If there was ever a strike which should end with a peaceful agreement between the employees and employers then this is one. Here would be a case for an industrial court of arbitration, such as are being demanded in Europe, and in some ways have been successfully introduced. Instead of this the guild forces 2itself between the two parties with its ironclad regulations. The Guild of the "Crispines", a sort of union of shoemakers, prohibits the workers from negotiating directly with the employers of certain factories. All transactions are to go through the Board of the Guild, and any concessions made by employers to the workmen are not considered without approval of the Guild Board.
What now? If the employers really cannot agree to the wage demands without ruining themselves, and instead of yielding, simply stop business by closing their factories?
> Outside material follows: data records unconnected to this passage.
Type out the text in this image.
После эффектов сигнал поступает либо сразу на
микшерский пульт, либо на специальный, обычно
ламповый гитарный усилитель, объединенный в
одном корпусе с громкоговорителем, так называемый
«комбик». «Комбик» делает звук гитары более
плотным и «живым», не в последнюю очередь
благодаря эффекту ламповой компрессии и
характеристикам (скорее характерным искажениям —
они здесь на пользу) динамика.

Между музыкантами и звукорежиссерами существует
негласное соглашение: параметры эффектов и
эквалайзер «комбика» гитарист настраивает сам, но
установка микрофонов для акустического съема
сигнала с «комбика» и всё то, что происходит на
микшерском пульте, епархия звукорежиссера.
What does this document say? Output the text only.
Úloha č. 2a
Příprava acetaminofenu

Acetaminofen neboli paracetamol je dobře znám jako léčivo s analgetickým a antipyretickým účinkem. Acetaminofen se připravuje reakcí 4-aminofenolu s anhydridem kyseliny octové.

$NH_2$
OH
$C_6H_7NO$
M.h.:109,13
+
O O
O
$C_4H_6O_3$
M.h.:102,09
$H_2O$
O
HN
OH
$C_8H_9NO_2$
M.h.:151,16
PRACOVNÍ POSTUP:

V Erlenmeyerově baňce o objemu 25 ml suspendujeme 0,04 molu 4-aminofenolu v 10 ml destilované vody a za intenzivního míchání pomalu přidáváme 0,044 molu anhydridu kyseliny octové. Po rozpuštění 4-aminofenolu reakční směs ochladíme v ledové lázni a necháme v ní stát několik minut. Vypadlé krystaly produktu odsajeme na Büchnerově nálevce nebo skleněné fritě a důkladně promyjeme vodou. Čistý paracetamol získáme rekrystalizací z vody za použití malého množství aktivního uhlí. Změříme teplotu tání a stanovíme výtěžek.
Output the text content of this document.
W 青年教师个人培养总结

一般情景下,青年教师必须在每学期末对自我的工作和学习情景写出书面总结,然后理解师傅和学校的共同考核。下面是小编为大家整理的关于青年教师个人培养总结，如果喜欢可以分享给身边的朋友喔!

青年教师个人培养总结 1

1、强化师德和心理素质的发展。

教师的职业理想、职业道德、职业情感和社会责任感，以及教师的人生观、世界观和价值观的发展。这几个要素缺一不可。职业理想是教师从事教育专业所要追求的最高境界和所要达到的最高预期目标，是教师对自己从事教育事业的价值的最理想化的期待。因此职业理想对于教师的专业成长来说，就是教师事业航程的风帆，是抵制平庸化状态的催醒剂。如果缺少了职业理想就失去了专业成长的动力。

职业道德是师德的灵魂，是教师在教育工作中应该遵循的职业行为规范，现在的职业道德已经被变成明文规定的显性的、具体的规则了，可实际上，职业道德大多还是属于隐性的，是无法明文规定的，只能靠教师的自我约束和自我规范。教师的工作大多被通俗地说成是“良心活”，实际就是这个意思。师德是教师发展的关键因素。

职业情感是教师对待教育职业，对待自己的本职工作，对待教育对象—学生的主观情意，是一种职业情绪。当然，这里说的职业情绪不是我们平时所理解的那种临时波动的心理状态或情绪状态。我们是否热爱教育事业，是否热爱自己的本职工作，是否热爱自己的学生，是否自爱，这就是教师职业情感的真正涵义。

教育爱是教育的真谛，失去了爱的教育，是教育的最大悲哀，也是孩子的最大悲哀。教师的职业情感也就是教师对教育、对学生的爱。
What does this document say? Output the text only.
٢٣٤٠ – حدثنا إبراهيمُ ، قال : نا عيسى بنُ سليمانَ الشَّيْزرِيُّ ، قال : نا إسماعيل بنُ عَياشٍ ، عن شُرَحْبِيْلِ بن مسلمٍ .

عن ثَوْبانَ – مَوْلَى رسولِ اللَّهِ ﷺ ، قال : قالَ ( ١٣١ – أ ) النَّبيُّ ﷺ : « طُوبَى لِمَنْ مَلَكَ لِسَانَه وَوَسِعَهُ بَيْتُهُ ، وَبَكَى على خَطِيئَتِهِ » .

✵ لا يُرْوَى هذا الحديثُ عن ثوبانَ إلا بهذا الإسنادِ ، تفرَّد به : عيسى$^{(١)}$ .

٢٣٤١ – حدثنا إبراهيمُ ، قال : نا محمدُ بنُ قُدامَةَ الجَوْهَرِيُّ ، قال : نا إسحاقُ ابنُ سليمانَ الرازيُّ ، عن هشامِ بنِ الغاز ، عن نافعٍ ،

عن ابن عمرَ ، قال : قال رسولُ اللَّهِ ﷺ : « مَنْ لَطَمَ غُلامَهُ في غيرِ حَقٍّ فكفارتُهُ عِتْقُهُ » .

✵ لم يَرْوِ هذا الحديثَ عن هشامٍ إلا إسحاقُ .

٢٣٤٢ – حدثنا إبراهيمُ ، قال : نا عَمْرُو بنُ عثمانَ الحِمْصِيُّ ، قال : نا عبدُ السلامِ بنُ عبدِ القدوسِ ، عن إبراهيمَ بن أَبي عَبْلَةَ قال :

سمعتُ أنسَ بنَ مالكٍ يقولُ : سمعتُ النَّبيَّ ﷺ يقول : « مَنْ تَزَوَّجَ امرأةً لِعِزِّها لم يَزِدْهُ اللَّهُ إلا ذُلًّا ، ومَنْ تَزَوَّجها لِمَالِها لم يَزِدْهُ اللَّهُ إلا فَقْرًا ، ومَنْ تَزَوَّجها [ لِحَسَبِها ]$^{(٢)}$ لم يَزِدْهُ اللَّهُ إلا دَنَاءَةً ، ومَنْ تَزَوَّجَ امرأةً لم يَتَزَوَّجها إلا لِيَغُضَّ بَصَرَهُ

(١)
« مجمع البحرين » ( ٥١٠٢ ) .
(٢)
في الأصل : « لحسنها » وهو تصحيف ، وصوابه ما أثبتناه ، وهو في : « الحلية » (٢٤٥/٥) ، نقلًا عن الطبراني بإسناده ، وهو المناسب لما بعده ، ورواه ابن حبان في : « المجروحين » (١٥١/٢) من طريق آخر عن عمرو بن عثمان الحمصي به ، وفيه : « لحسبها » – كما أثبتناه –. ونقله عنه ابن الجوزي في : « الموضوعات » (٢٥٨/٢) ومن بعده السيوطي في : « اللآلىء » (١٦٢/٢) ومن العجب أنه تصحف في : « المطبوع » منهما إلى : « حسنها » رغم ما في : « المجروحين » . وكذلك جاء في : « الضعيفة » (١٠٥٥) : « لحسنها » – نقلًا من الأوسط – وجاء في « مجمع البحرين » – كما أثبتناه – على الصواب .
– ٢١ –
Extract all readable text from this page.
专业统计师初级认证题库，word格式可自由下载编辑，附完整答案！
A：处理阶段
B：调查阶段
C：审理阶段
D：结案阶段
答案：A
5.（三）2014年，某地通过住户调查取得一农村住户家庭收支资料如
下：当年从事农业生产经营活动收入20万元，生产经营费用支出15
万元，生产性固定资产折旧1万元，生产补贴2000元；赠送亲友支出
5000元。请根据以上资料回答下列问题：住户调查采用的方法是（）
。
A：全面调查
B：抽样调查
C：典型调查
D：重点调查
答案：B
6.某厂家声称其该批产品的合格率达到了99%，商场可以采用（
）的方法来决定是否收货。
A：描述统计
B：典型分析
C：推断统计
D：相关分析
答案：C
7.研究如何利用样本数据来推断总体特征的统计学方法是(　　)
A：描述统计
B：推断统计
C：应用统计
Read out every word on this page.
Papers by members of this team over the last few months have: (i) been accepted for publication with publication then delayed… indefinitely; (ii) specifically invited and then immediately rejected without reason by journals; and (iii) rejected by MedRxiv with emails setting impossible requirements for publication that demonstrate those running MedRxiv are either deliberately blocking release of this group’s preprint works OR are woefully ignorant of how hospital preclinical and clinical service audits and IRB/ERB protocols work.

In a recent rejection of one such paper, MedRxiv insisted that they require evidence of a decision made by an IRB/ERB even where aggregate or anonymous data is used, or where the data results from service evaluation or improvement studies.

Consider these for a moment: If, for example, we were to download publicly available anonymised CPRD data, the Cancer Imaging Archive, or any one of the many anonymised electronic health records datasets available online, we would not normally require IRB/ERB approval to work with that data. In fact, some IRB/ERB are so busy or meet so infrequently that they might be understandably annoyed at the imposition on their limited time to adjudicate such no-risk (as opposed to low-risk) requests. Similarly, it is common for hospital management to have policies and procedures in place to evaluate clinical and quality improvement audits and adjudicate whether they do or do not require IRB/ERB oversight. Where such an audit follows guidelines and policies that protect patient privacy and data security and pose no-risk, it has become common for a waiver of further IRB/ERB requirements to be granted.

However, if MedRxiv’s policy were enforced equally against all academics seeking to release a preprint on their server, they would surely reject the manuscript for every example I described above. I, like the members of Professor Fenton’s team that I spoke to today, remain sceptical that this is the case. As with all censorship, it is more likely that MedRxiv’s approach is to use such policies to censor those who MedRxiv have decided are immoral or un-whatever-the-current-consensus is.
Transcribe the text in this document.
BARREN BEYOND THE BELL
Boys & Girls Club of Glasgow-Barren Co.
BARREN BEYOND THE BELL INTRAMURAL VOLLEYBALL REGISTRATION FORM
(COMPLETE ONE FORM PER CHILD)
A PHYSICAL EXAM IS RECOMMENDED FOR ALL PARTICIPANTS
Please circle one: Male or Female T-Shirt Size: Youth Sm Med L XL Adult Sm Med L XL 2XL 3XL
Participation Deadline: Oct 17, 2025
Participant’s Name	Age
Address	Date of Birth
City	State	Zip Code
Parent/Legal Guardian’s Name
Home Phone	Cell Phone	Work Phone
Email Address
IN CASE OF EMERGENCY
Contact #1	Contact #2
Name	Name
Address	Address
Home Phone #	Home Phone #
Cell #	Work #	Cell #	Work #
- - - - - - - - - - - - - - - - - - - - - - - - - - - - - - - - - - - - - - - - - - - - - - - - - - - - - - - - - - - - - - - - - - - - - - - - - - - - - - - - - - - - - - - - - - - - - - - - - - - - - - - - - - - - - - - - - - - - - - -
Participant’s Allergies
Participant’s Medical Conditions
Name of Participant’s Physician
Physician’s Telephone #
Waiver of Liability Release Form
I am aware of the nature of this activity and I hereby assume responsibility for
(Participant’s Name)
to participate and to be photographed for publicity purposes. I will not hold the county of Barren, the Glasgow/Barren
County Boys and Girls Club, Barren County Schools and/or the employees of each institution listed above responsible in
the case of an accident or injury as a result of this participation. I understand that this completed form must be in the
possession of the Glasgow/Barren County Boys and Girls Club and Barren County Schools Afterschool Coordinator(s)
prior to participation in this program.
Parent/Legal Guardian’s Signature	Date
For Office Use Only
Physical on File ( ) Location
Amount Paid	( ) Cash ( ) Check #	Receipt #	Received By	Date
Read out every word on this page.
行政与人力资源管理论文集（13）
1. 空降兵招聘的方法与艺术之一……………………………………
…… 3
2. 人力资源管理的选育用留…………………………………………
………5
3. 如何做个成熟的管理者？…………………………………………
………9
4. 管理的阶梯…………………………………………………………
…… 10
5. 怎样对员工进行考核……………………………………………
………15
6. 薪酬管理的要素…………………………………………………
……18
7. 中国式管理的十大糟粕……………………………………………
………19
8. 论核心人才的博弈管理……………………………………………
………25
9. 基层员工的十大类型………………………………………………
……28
What would the shoemakers then have gained? Hundreds of families instead of having $10.50 per week, would have nothing to live on. Could, would, the Guild assure compensation? And if so - for how long? A means to force the reprobate capitalists to work their factories, does not exist.
Both parties, employees and employers, agree in the present case, that the competition of cheap convict labor is the main reason for unfavorable wage 3conditions. To imagine that the employer merely wants to oppress the workers out of malice and pure wantonness - there is apparently no foundation. The evil of cheap convict labor cannot be lifted by this strike; for that quite other measures are needed. It is necessary to win a majority of the State Legislature for doing away with the system of leasing convict labor. But the majority in the Legislature consists of representatives of the farming population, and there is so far very little understanding of the evils of this system. For them the situation presents itself simply as that one should permit the convicts to loaf at the expense of the taxpayers, and of that they are not in favor. Now, it might be that one could persuade the farmers in the course of time; however, in the time from tonight until tomorrow morning it cannot be done.
There is, today, in Germany, in scarcely any trade a workingman who earns half the $1.75 per day offered by the employers here. That should be well considered. If the shoemakers can obtain $2.00 a day nobody will grudge it to them. But if it is impossible for the employers to pay more than $1.75, will, then the Guild seriously expect workers to cease work and starve rather than labor for this pay?